Диана отвлеклась, увидев, что мать отложила утренние газеты и пошла к шезлонгу. На миссис Холланд было строгое приталенное платье винного цвета почти без оборок, и её взгляд был таким же строгим.
— О чем разговариваете?
Эдит посмотрела на невестку, словно на знакомую, о существовании которой давно забыла, но внезапно увидела перед собой, и отстраненно улыбнулась.
— О… о древней истории, — ответила она.
— Диана, — продолжила миссис Холланд, не обратив внимания на слова Эдит, и встала между двумя романтичными особами, разрушив идиллию. — После завтрака у нас осталось много выпечки. Не отнесешь ли её сестре?
С того места, где сидела Диана, миссис Холланд, казалось, окружало смешение поколений: портрет покойного мужа над каминной доской, множество истертых кресел-бержер, кожаные панели и небольшие декоративные столики, турецкий уголок слева. Услышав простую просьбу матери, Диана тотчас смекнула, как улизнуть из отчего дома вместе с саквояжем. Вот только уйдет она раньше, чем собиралась, и оставшиеся на прощание с домом минуты резко сократятся. От этого потрясения с Дианы мгновенно слетел весь налет дерзости. Она не тронулась с места, переводя взгляд с матери на тетку и поправляя широкий пояс на тонкой девичьей талии.
— Значит, ступай, — поторопила её миссис Холланд. — Можешь взять экипаж.
Диана постаралась выйти из гостиной, не оглядываясь: единственный способ уйти навсегда — сделать это как можно быстрее.
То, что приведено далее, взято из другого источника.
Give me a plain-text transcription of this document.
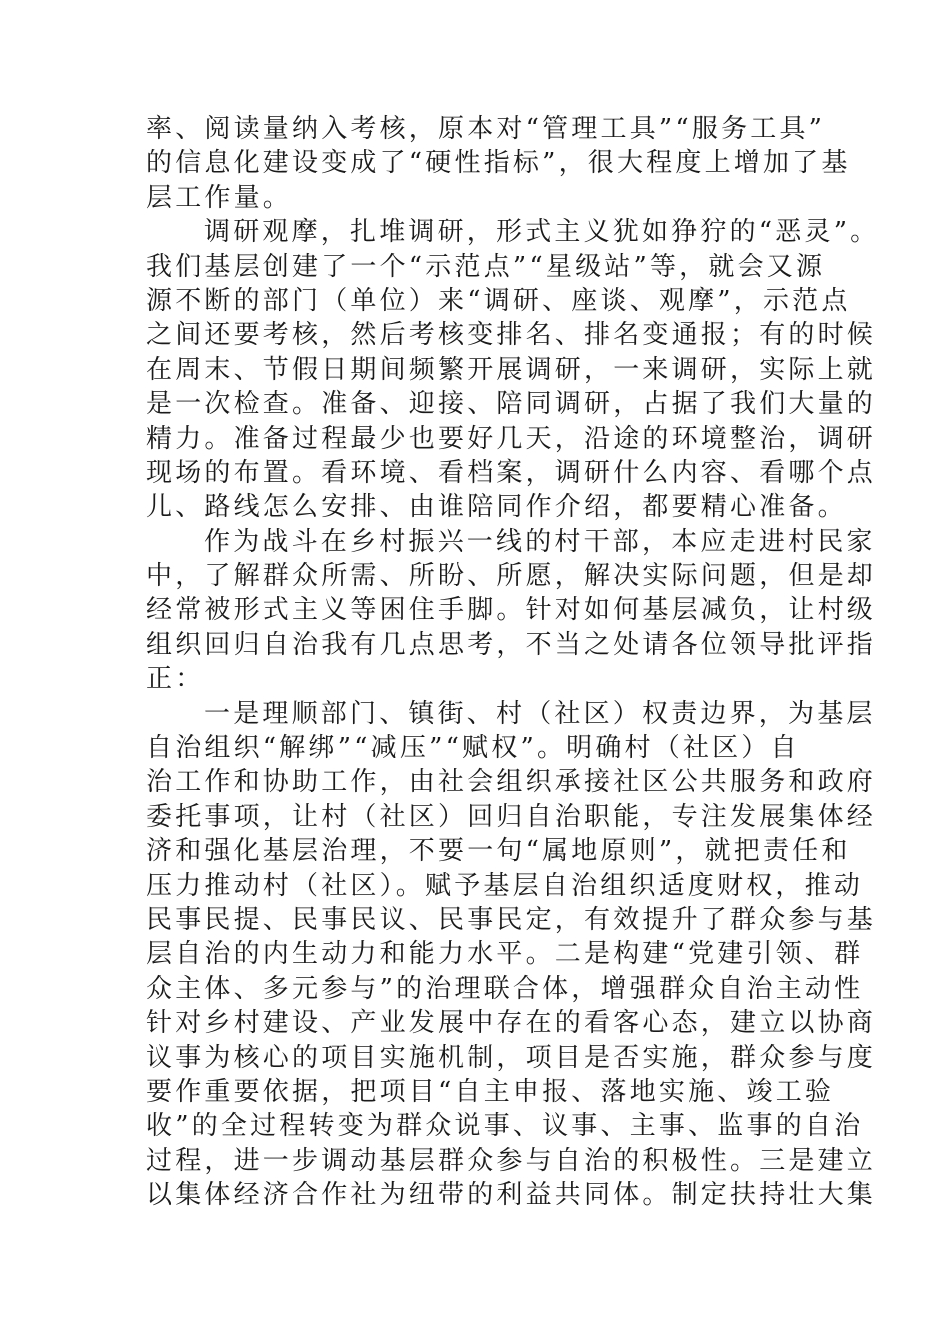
率、阅读量纳入考核，原本对“管理工具”“服务工具”
的信息化建设变成了“硬性指标”，很大程度上增加了基
层工作量。
调研观摩，扎堆调研，形式主义犹如狰狞的“恶灵”。
我们基层创建了一个“示范点”“星级站”等，就会又源
源不断的部门（单位）来“调研、座谈、观摩”，示范点
之间还要考核，然后考核变排名、排名变通报；有的时候
在周末、节假日期间频繁开展调研，一来调研，实际上就
是一次检查。准备、迎接、陪同调研，占据了我们大量的
精力。准备过程最少也要好几天，沿途的环境整治，调研
现场的布置。看环境、看档案，调研什么内容、看哪个点
儿、路线怎么安排、由谁陪同作介绍，都要精心准备。
作为战斗在乡村振兴一线的村干部，本应走进村民家
中，了解群众所需、所盼、所愿，解决实际问题，但是却
经常被形式主义等困住手脚。针对如何基层减负，让村级
组织回归自治我有几点思考，不当之处请各位领导批评指
正：
一是理顺部门、镇街、村（社区）权责边界，为基层
自治组织“解绑”“减压”“赋权”。明确村（社区）自
治工作和协助工作，由社会组织承接社区公共服务和政府
委托事项，让村（社区）回归自治职能，专注发展集体经
济和强化基层治理，不要一句“属地原则”，就把责任和
压力推动村（社区）。赋予基层自治组织适度财权，推动
民事民提、民事民议、民事民定，有效提升了群众参与基
层自治的内生动力和能力水平。二是构建“党建引领、群
众主体、多元参与”的治理联合体，增强群众自治主动性
针对乡村建设、产业发展中存在的看客心态，建立以协商
议事为核心的项目实施机制，项目是否实施，群众参与度
要作重要依据，把项目“自主申报、落地实施、竣工验
收”的全过程转变为群众说事、议事、主事、监事的自治
过程，进一步调动基层群众参与自治的积极性。三是建立
以集体经济合作社为纽带的利益共同体。制定扶持壮大集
Добравшись до дома Элизабет, Диана сказала новому кучеру, Дональду, что хочет пройтись домой пешком, благо погода ясная и нежаркая. Она взяла большой бумажный пакет с выпечкой и свой маленький саквояж, который прятала под полой длинного плаща — хотя Дональд и не смотрел на неё — и поднялась на крыльцо к входной двери. Хотя она знала, что Элизабет не любит Сноудена, сестра казалась счастливой в семейной жизни, и Диана радовалась, что из сестер Холланд именно старшей, а не младшей, пришлось менять девичью фамилию на титул миссис Кэрнс. Ведь было время, прошлой зимой, еще до возвращения Элизабет, когда миссис Холланд просила Ди быть поласковее с бывшим деловым партнером отца, сделавшим для их семьи столько хорошего. И с этой нежной благодарностью — за все, от чего он спас Элизабет и чего не лишил её саму — Диана поприветствовала зятя.
— Вы выглядите усталым, — мило отметила она, увидев синяки под глазами Сноудена и восприняв их как подлинное доказательство его заботы о ребенке Элизабет как о собственном. Они несколько секунд стояли, глядя друг на друга, в прихожей, которая показалась Диане слишком пустой и немного неприятной: панели из тисненой черной кожи резко контрастировали с обшивкой из полированной березы.
— Да… — начал он. — Вашей сестре нехорошо. Вчера ночью приходил врач. До рождения ребенка он прописал ей постельный режим и выписал лекарство, чтобы ей лучше спалось.
Диана не смогла подавить короткую вспышку раздражения, поняв, что здоровье сестры может стать угрозой побегу. Но когда спросила, все ли будет хорошо, Сноуден тут же уверенно кивнул, и страх задержаться немедленно испарился.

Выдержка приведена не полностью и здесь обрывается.